Navigating Campus AI Policies
Most institutions have responded by spelling out “dos and don’ts.” At Leeds, for example, a traffic-light system labels AI use as red (forbidden), amber (allowed only for brainstorming), or green (fully acceptable). Melbourne asks students to declare any AI support on their assignments. These rules aim to protect each university’s sense of “assessment validity”—to make sure grades measure what students actually know, not how well they can prompt an algorithm.
Why Rules Alone Aren’t Enough
But as AI gets better at imitating human writing and even coding, policing every submission feels like chasing a moving target. Recent studies from Deakin University and the University of Sydney argue that an overreliance on rule-making puts too much trust in student compliance. In practice, policing slipups drains faculty time and still leaves room for unfair advantage.
Designing Assessments for Authentic Work
Instead of tightening the rules, the researchers recommend rethinking assignments themselves. Rather than trusting students to follow guidelines about AI use, we can build assessments that naturally spotlight their own ideas and skills. For instance, rather than handing in a complete take-home essay, students might draft sections in class under supervision, then workshop their arguments over several weeks. This process-based approach makes outsourcing to AI both impractical and unnecessary.
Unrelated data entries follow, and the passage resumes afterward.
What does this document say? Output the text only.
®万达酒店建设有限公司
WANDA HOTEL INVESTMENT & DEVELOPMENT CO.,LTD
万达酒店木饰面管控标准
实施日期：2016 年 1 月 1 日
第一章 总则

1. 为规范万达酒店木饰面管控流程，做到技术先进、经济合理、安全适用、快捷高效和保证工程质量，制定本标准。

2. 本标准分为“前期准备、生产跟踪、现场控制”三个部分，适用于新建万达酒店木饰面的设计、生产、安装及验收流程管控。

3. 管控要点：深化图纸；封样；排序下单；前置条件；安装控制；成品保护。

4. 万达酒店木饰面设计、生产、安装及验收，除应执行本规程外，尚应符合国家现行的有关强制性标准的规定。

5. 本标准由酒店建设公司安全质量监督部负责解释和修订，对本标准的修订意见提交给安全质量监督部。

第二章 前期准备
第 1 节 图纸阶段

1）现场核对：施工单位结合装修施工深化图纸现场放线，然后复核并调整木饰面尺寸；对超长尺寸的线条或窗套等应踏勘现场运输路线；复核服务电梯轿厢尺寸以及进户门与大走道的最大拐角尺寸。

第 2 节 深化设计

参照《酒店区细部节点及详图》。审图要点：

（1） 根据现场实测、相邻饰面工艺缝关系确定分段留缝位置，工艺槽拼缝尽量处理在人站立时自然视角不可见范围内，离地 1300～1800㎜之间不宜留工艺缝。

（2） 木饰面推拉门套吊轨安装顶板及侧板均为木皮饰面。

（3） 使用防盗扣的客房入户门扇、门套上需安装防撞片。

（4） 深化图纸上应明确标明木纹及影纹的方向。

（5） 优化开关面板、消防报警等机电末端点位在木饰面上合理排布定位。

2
Real-Time Demonstrations in Every Discipline
In computer science, one simple twist is to ask students to record live commentary on their coding decisions—explaining why they chose a particular algorithm or data structure as they write it. Similar strategies can work in history, engineering or business: think oral presentations, reflective journals, or small-group problem solving observed by an instructor. When assessment hinges on what’s created in the moment, authenticity follows naturally.
Charting a Path Forward
Redesigning courses is hard work. It demands fresh thinking about learning goals, class size, and the workload of both students and professors. But if we want degrees that stand for real expertise, it’s an investment worth making. By shifting our focus from policing AI to crafting assessments that foreground student thought, we can preserve—and even strengthen—the integrity of higher education.
Conclusion
The rise of AI doesn’t have to spell the end of meaningful evaluation. On the contrary, it challenges us to renew our commitment to assessing genuine learning. With thoughtfully designed tasks that emphasize process over product, universities can ensure their graduates leave not just with a certificate, but with skills and creativity no algorithm can replicate.